The consistency in her choice of themes shows also in her directorial pursuits. Golda Tencer adapted to the theater and, together with Szymon Szurmiej, staged "Megile" by I. Manger, a terrifying show "Song of the Murdered Jewish People" ("Pieśni o zamordowanym żydowskim narodzie") of Kacenelson, and "A Troubadour from Galicia" - songs of the old Jewish Kazimierz adapted after M. Giebirtig. Her truth to herself has been noticed: In 1983 the artist was honored by the Golden Lyre award - which is awarded in Israel for achievements in propagation of Jewish culture. In 1984, Golda Tencer had the chance as winner of a scholarship from The Institute of International Education, to get acquainted with theater life in USA, widening the range of her experiences by direct contact with the directors and the stars of show business.

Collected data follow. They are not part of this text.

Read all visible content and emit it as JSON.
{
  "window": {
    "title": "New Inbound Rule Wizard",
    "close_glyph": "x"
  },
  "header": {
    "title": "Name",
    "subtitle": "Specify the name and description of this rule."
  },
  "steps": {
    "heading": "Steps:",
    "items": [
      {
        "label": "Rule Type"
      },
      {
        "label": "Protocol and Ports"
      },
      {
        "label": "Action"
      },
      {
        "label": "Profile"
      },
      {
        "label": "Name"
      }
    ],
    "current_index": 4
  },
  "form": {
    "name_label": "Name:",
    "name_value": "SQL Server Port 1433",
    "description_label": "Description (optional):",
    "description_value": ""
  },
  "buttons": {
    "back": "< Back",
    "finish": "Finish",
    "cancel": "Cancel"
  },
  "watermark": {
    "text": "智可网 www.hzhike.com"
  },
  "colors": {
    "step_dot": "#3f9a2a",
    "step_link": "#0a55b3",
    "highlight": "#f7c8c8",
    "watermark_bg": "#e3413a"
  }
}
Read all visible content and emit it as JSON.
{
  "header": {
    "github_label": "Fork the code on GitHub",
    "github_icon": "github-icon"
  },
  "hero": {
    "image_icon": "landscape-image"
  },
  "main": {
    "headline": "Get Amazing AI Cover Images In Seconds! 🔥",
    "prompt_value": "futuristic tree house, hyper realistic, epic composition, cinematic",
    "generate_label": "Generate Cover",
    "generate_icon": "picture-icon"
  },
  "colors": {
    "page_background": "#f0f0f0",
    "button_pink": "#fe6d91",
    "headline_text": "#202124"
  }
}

The scholarship didn't fall from the sky: the talent of this actress of the Jewish Theater, working under the direction of director Szymon Szurmiej, has for a long time inspired both reviewers and critics. It's enough to say that the famous Dan Sullivan remarked o­n the pages of the "Los Angeles Times" o­n the modern character of her interpretation, o­n her avoidance of sentimentalism, and o­n her distanced acting style. Sullivan saw Golda in the musical "The Jewish Joy" ("Żydowska radość"). The same show garnered compliments (which must have pleased the creators of the show the most) in a newspaper in which Singer, the Nobel Prize laureate, routinely publishes his stories and novels. In "Forward", an old actor from Warsaw, Josef Glikson, stated: "Golda Tencer is a mature artist gifted with a dramatic and deep voice. She is splendid in all her embodiments ". I could quote many further words of praise published in daily and weekly magazines in Germany, Israel, Italy... After the television program "The Small Town Belz" ("Miasteczko Bełz") aired, eminent writer Andrzej Kuśniewicz, devoted to Golda Tencer a text that was extremely accurate in its diagnosis. The author of "The Zones" ("Strefy") saw in the art of the singer - uniqueness. Something that cannot be falsified... Many women today sing Jewish songs: it is trendy, and it is "in", but o­nly Golda Tencer is able to give the listeners the taste of raisins and almonds in a mother's lullaby. The lullaby that she sings most beautifully to her son, David.

"LA Traviata" lined with the devil - Marek Skoczą relates from "Wratislavia Cantans". Before the night concert of Golda Tencer the entrance was guarded by a double detachment of goalies. The excellent recital of Jewish songs ended with "The Small Town Belz" and a few encores.